We just sent an invitation for everyone to join us for an all-hands at 11:00 am PT to share some tough news. Despite efforts to avoid this day, we’ve made the difficult decision to lay off 13% of the team. Additionally, we are pursuing a divestiture (sale) of our first-party vehicle service business, and in that case we do expect most of those team members will be offered roles from the acquiring company.
We know today will be hard. To help provide initial context, we want to share how we made this decision, how we’re supporting departing team members, and what to expect over the coming days.
There are several challenges playing out across the economy.

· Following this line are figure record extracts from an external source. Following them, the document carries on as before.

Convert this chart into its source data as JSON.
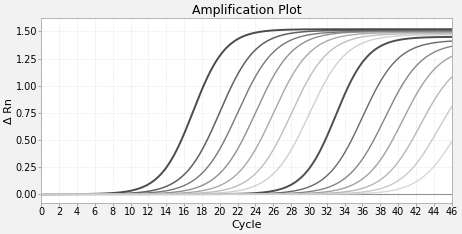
{
  "title": "Amplification Plot",
  "xlabel": "Cycle",
  "ylabel": "Δ Rn",
  "xlim": [
    0,
    46
  ],
  "ylim": [
    -0.08,
    1.62
  ],
  "xticks": [
    0,
    2,
    4,
    6,
    8,
    10,
    12,
    14,
    16,
    18,
    20,
    22,
    24,
    26,
    28,
    30,
    32,
    34,
    36,
    38,
    40,
    42,
    44,
    46
  ],
  "yticks": [
    0.0,
    0.25,
    0.5,
    0.75,
    1.0,
    1.25,
    1.5
  ],
  "background_color": "#f2f2f2",
  "plot_bg_color": "#ffffff",
  "grid_color": "#d8d8d8",
  "curves": [
    {
      "ct": 17.0,
      "plateau": 1.52,
      "color": "#383838",
      "lw": 1.4,
      "k": 0.55
    },
    {
      "ct": 20.0,
      "plateau": 1.51,
      "color": "#505050",
      "lw": 1.1,
      "k": 0.5
    },
    {
      "ct": 22.0,
      "plateau": 1.5,
      "color": "#686868",
      "lw": 1.0,
      "k": 0.48
    },
    {
      "ct": 24.0,
      "plateau": 1.5,
      "color": "#848484",
      "lw": 1.0,
      "k": 0.48
    },
    {
      "ct": 26.0,
      "plateau": 1.49,
      "color": "#a0a0a0",
      "lw": 1.0,
      "k": 0.48
    },
    {
      "ct": 28.0,
      "plateau": 1.48,
      "color": "#b8b8b8",
      "lw": 1.0,
      "k": 0.48
    },
    {
      "ct": 30.0,
      "plateau": 1.47,
      "color": "#cccccc",
      "lw": 1.0,
      "k": 0.48
    },
    {
      "ct": 33.0,
      "plateau": 1.45,
      "color": "#3c3c3c",
      "lw": 1.4,
      "k": 0.55
    },
    {
      "ct": 36.0,
      "plateau": 1.42,
      "color": "#585858",
      "lw": 1.0,
      "k": 0.5
    },
    {
      "ct": 38.5,
      "plateau": 1.4,
      "color": "#787878",
      "lw": 1.0,
      "k": 0.48
    },
    {
      "ct": 40.5,
      "plateau": 1.36,
      "color": "#989898",
      "lw": 1.0,
      "k": 0.48
    },
    {
      "ct": 42.5,
      "plateau": 1.28,
      "color": "#b0b0b0",
      "lw": 1.0,
      "k": 0.48
    },
    {
      "ct": 44.5,
      "plateau": 1.2,
      "color": "#c4c4c4",
      "lw": 1.0,
      "k": 0.48
    },
    {
      "ct": 46.5,
      "plateau": 1.1,
      "color": "#d4d4d4",
      "lw": 1.0,
      "k": 0.48
    }
  ],
  "flat_lines": [
    {
      "y": 0.0,
      "color": "#505050",
      "lw": 0.8
    }
  ],
  "title_fontsize": 9,
  "label_fontsize": 8,
  "tick_fontsize": 7
}
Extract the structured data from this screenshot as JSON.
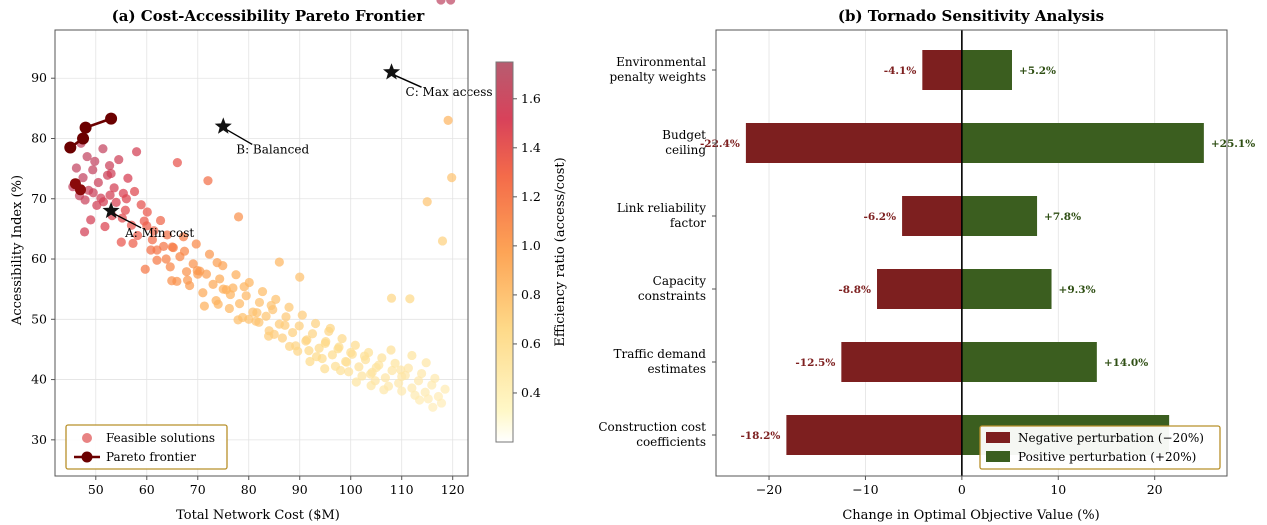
{
  "chart_data": [
    {
      "type": "scatter",
      "title": "(a) Cost-Accessibility Pareto Frontier",
      "xlabel": "Total Network Cost ($M)",
      "ylabel": "Accessibility Index (%)",
      "xlim": [
        42,
        123
      ],
      "ylim": [
        24,
        98
      ],
      "xticks": [
        50,
        60,
        70,
        80,
        90,
        100,
        110,
        120
      ],
      "yticks": [
        30,
        40,
        50,
        60,
        70,
        80,
        90
      ],
      "grid": true,
      "legend_placement": "lower-left",
      "colorbar": {
        "label": "Efficiency ratio (access/cost)",
        "range": [
          0.2,
          1.75
        ],
        "ticks": [
          0.4,
          0.6,
          0.8,
          1.0,
          1.2,
          1.4,
          1.6
        ],
        "colormap": "YlOrRd"
      },
      "series": [
        {
          "name": "Feasible solutions",
          "color": "#e05a5a",
          "points_x": [
            45.5,
            46.2,
            46.8,
            47.1,
            47.5,
            47.9,
            48.3,
            48.6,
            49.0,
            49.4,
            49.8,
            50.2,
            50.5,
            51.0,
            51.4,
            51.8,
            52.3,
            52.7,
            53.2,
            53.6,
            54.0,
            54.5,
            55.0,
            55.4,
            55.8,
            56.3,
            57.0,
            57.6,
            58.2,
            58.9,
            59.5,
            60.1,
            60.8,
            61.4,
            62.0,
            62.7,
            63.3,
            64.0,
            64.6,
            65.2,
            65.9,
            66.5,
            67.2,
            67.8,
            68.4,
            69.1,
            69.7,
            70.4,
            71.0,
            71.7,
            72.3,
            73.0,
            73.6,
            74.3,
            74.9,
            75.6,
            76.2,
            76.9,
            77.5,
            78.2,
            78.8,
            79.5,
            80.1,
            80.8,
            81.4,
            82.1,
            82.7,
            83.4,
            84.0,
            84.7,
            85.3,
            86.0,
            86.6,
            87.3,
            87.9,
            88.6,
            89.2,
            89.9,
            90.5,
            91.2,
            91.8,
            92.5,
            93.1,
            93.8,
            94.4,
            95.1,
            95.7,
            96.4,
            97.0,
            97.7,
            98.3,
            99.0,
            99.6,
            100.3,
            100.9,
            101.6,
            102.2,
            102.9,
            103.5,
            104.2,
            104.8,
            105.5,
            106.1,
            106.8,
            107.4,
            108.1,
            108.7,
            109.4,
            110.0,
            110.7,
            111.3,
            112.0,
            112.6,
            113.3,
            113.9,
            114.6,
            115.2,
            115.9,
            116.5,
            117.2,
            117.8,
            118.5,
            119.1,
            119.8,
            56.0,
            60.0,
            65.0,
            70.0,
            75.0,
            80.0,
            85.0,
            95.0,
            100.0,
            105.0,
            110.0,
            115.0,
            118.0,
            62.0,
            68.0,
            74.0,
            82.0,
            88.0,
            92.0,
            98.0,
            104.0,
            112.0,
            108.0,
            96.0,
            90.0,
            86.0,
            78.0,
            72.0,
            66.0,
            58.0,
            53.0,
            49.5,
            51.5,
            47.8,
            52.8,
            55.2,
            57.3,
            59.7,
            61.1,
            63.8,
            64.9,
            67.4,
            69.9,
            71.3,
            73.8,
            76.4,
            77.9,
            79.1,
            81.6,
            83.9,
            84.4,
            87.1,
            89.6,
            91.4,
            93.3,
            94.9,
            97.5,
            99.2,
            101.1,
            102.7,
            103.9,
            106.5,
            107.9,
            109.8,
            111.6,
            113.5,
            114.8,
            116.1,
            117.7,
            119.6
          ],
          "points_y": [
            72.0,
            75.1,
            70.5,
            79.2,
            73.5,
            69.8,
            77.0,
            71.4,
            66.5,
            74.8,
            76.2,
            68.9,
            72.7,
            70.1,
            78.3,
            65.4,
            73.9,
            75.5,
            67.2,
            71.8,
            69.4,
            76.5,
            62.8,
            70.9,
            68.1,
            73.4,
            65.6,
            71.2,
            63.9,
            69.0,
            66.3,
            67.8,
            61.5,
            64.7,
            59.8,
            66.4,
            62.1,
            64.0,
            58.7,
            61.9,
            56.3,
            60.4,
            63.7,
            57.9,
            55.6,
            59.2,
            62.5,
            58.0,
            54.4,
            57.5,
            60.8,
            55.8,
            53.1,
            56.7,
            58.9,
            54.9,
            51.8,
            55.2,
            57.4,
            52.6,
            50.3,
            53.9,
            56.1,
            51.2,
            49.7,
            52.8,
            54.6,
            50.5,
            48.1,
            51.6,
            53.3,
            49.2,
            46.9,
            50.4,
            52.0,
            47.8,
            45.6,
            48.9,
            50.7,
            46.4,
            44.8,
            47.6,
            49.3,
            45.2,
            43.5,
            46.3,
            48.0,
            44.1,
            42.2,
            45.4,
            46.8,
            43.0,
            41.3,
            44.2,
            45.7,
            42.1,
            40.6,
            43.3,
            44.5,
            41.2,
            39.8,
            42.4,
            43.6,
            40.3,
            38.9,
            41.5,
            42.7,
            39.4,
            38.1,
            40.7,
            41.9,
            38.6,
            37.4,
            39.8,
            41.0,
            37.9,
            36.8,
            39.1,
            40.2,
            37.2,
            36.1,
            38.4,
            83.0,
            73.5,
            70.0,
            65.5,
            62.0,
            57.5,
            55.0,
            50.0,
            47.5,
            46.0,
            44.5,
            42.0,
            40.5,
            69.5,
            63.0,
            61.5,
            56.5,
            52.5,
            49.5,
            45.5,
            43.0,
            41.5,
            39.0,
            44.0,
            53.5,
            48.5,
            57.0,
            59.5,
            67.0,
            73.0,
            76.0,
            77.8,
            74.2,
            71.0,
            69.5,
            64.5,
            70.6,
            66.8,
            62.6,
            58.3,
            63.2,
            60.0,
            56.4,
            61.3,
            58.1,
            52.2,
            59.4,
            54.1,
            49.9,
            55.4,
            51.1,
            47.2,
            52.3,
            49.0,
            44.7,
            46.6,
            43.8,
            41.8,
            45.1,
            42.9,
            39.6,
            43.9,
            40.9,
            38.3,
            44.9,
            41.6,
            53.4,
            36.6,
            42.8,
            35.4
          ],
          "values": []
        },
        {
          "name": "Pareto frontier",
          "color": "#6b0000",
          "x": [
            45.0,
            47.5,
            48.0,
            53.0
          ],
          "y": [
            78.5,
            80.0,
            81.8,
            83.3
          ]
        }
      ],
      "annotations": [
        {
          "label": "A: Min cost",
          "x": 53,
          "y": 68
        },
        {
          "label": "B: Balanced",
          "x": 75,
          "y": 82
        },
        {
          "label": "C: Max access",
          "x": 108,
          "y": 91
        }
      ]
    },
    {
      "type": "bar",
      "title": "(b) Tornado Sensitivity Analysis",
      "xlabel": "Change in Optimal Objective Value (%)",
      "ylabel": "",
      "xlim": [
        -25.5,
        27.5
      ],
      "xticks": [
        -20,
        -10,
        0,
        10,
        20
      ],
      "xtick_labels": [
        "−20",
        "−10",
        "0",
        "10",
        "20"
      ],
      "grid": true,
      "legend_placement": "lower-right",
      "categories": [
        [
          "Environmental",
          "penalty weights"
        ],
        [
          "Budget",
          "ceiling"
        ],
        [
          "Link reliability",
          "factor"
        ],
        [
          "Capacity",
          "constraints"
        ],
        [
          "Traffic demand",
          "estimates"
        ],
        [
          "Construction cost",
          "coefficients"
        ]
      ],
      "series": [
        {
          "name": "Negative perturbation (−20%)",
          "color": "#7d1f1f",
          "values": [
            -4.1,
            -22.4,
            -6.2,
            -8.8,
            -12.5,
            -18.2
          ],
          "labels": [
            "-4.1%",
            "-22.4%",
            "-6.2%",
            "-8.8%",
            "-12.5%",
            "-18.2%"
          ]
        },
        {
          "name": "Positive perturbation (+20%)",
          "color": "#3b5e1f",
          "values": [
            5.2,
            25.1,
            7.8,
            9.3,
            14.0,
            21.5
          ],
          "labels": [
            "+5.2%",
            "+25.1%",
            "+7.8%",
            "+9.3%",
            "+14.0%",
            ""
          ]
        }
      ]
    }
  ]
}
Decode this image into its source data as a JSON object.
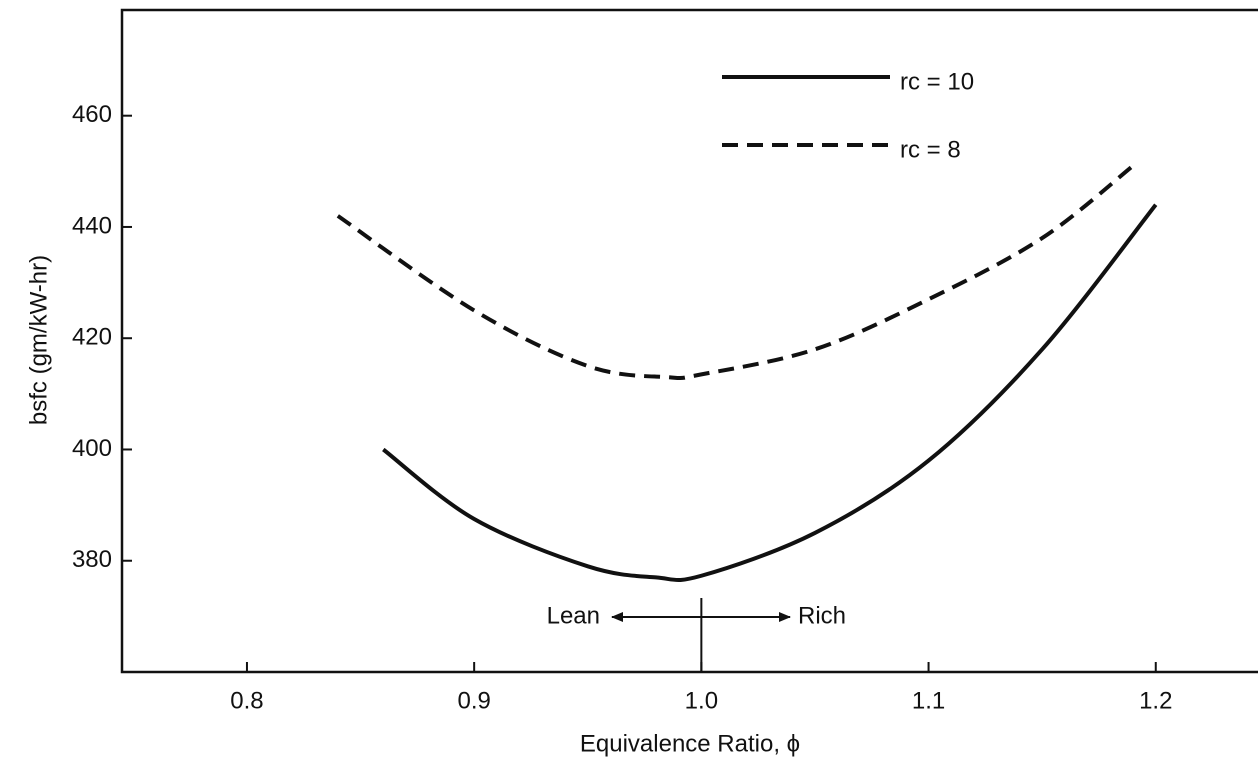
{
  "chart_data": {
    "type": "line",
    "x_label": "Equivalence Ratio, ϕ",
    "y_label": "bsfc (gm/kW-hr)",
    "annotations": [
      "Lean",
      "Rich"
    ],
    "xlim": [
      0.745,
      1.245
    ],
    "xticks": [
      0.8,
      0.9,
      {
        "value": 1,
        "label": "1.0"
      },
      1.1,
      1.2
    ],
    "ylim": [
      360,
      479
    ],
    "yticks": [
      380,
      400,
      420,
      440,
      460
    ],
    "legend": "upper right",
    "series": [
      {
        "name": "rc = 10",
        "color": "#111111",
        "style": "solid",
        "x": [
          0.86,
          0.9,
          0.95,
          0.98,
          1.0,
          1.05,
          1.1,
          1.15,
          1.2
        ],
        "values": [
          400,
          387.5,
          379,
          377,
          377.3,
          385,
          398,
          418,
          444
        ]
      },
      {
        "name": "rc = 8",
        "color": "#111111",
        "style": "dashed",
        "x": [
          0.84,
          0.9,
          0.95,
          0.985,
          1.0,
          1.05,
          1.1,
          1.15,
          1.19
        ],
        "values": [
          442,
          425,
          415,
          413,
          413.5,
          418,
          427,
          438,
          451
        ]
      }
    ]
  }
}
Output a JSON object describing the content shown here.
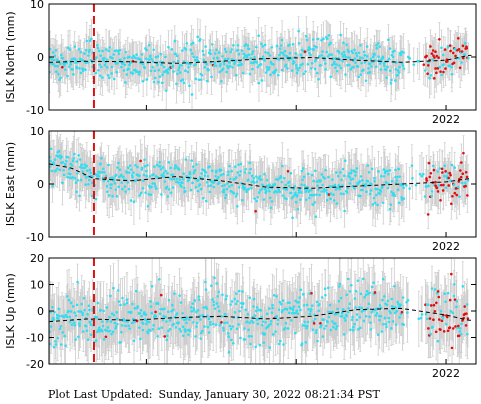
{
  "footer": {
    "label": "Plot Last Updated:",
    "timestamp": "Sunday, January 30, 2022 08:21:34 PST"
  },
  "colors": {
    "daily_points": "#33ddf0",
    "recent_points": "#e01010",
    "error_bars": "#cccccc",
    "trend": "#000000",
    "event_line": "#dd1111"
  },
  "chart_data": [
    {
      "type": "scatter",
      "ylabel": "ISLK North (mm)",
      "ylim": [
        -10,
        10
      ],
      "yticks": [
        -10,
        0,
        10
      ],
      "x_tick_label": "2022",
      "x_range": [
        2019.35,
        2022.2
      ],
      "event_line_x": 2019.65,
      "trend": {
        "x": [
          2019.35,
          2019.6,
          2019.9,
          2020.2,
          2020.5,
          2020.8,
          2021.1,
          2021.4,
          2021.7,
          2022.0,
          2022.15
        ],
        "y": [
          -1.0,
          -0.8,
          -0.9,
          -1.2,
          -0.8,
          -0.3,
          -0.1,
          -0.6,
          -1.0,
          -0.6,
          0.3
        ]
      },
      "noise_sd_mm": 1.8,
      "error_bar_mm": 3.0
    },
    {
      "type": "scatter",
      "ylabel": "ISLK East (mm)",
      "ylim": [
        -10,
        10
      ],
      "yticks": [
        -10,
        0,
        10
      ],
      "x_tick_label": "2022",
      "x_range": [
        2019.35,
        2022.2
      ],
      "event_line_x": 2019.65,
      "trend": {
        "x": [
          2019.35,
          2019.5,
          2019.65,
          2019.9,
          2020.2,
          2020.5,
          2020.8,
          2021.1,
          2021.4,
          2021.7,
          2022.0,
          2022.15
        ],
        "y": [
          3.8,
          3.0,
          1.0,
          0.6,
          1.4,
          0.6,
          -0.6,
          -0.8,
          -0.4,
          0.0,
          0.4,
          1.0
        ]
      },
      "noise_sd_mm": 1.8,
      "error_bar_mm": 3.5
    },
    {
      "type": "scatter",
      "ylabel": "ISLK Up (mm)",
      "ylim": [
        -20,
        20
      ],
      "yticks": [
        -20,
        -10,
        0,
        10,
        20
      ],
      "x_tick_label": "2022",
      "x_range": [
        2019.35,
        2022.2
      ],
      "event_line_x": 2019.65,
      "trend": {
        "x": [
          2019.35,
          2019.6,
          2019.9,
          2020.2,
          2020.5,
          2020.8,
          2021.1,
          2021.4,
          2021.7,
          2022.0,
          2022.15
        ],
        "y": [
          -4.0,
          -3.0,
          -3.5,
          -2.5,
          -2.0,
          -3.0,
          -2.0,
          0.5,
          1.0,
          -1.5,
          -3.5
        ]
      },
      "noise_sd_mm": 5.0,
      "error_bar_mm": 9.0
    }
  ]
}
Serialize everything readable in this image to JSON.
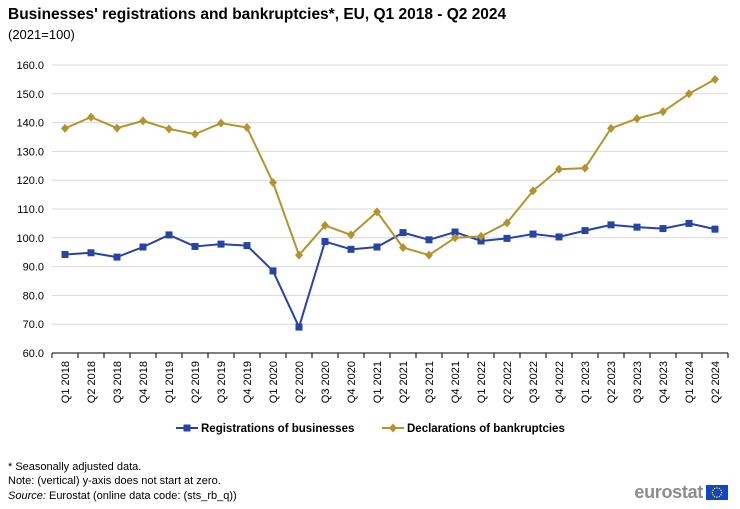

We’re facing a probable recession sometime in the next year and rideshare insurance costs are going up. We worked hard to bring down costs this summer: we slowed, then froze hiring; cut spending; and paused less-critical initiatives. Still, Lyft has to become a leaner, which requires us to part with incredible team members.
The layoffs impact every organization in the company, and were based on deprioritized initiatives, an effort to reduce management layers, broader savings goals, and, in some cases, performance trajectory.
We are confident in the overall trajectory of the business. It was important to take these proactive actions to ensure we can accelerate execution, stay focused on the best opportunities to drive profitable growth, and deliver strong business results in 2023 and beyond.
Support for departing team members
We understand the real impact this decision has on departing team members. Lyft will offer support to departing team members:
· 10 weeks of payment.
Healthcare coverage through April 30, 2023, including access to Modern Health.
· Accelerated equity vesting for the November 20 vesting date.
· Recruiting assistance, including coaching sessions on resumes and interviews.
Team members with 4+ years with Lyft will receive an additional four weeks of pay.
Our priority today is taking care of departing team members, who for many of us are also friends. To those team members, although we know no words are sufficient, thank you for everything you have done for the Lyft community, mission, and business.
We are not immune to the realities of inflation and a slowing economy. We need 2023 to be a period where we can better execute without having to change plans in response to external events — and the tough reality is that today’s actions set us up to do that. It’s our responsibility to take ownership of these decisions and, in the end, protect the future we’re building for the drivers and riders we serve.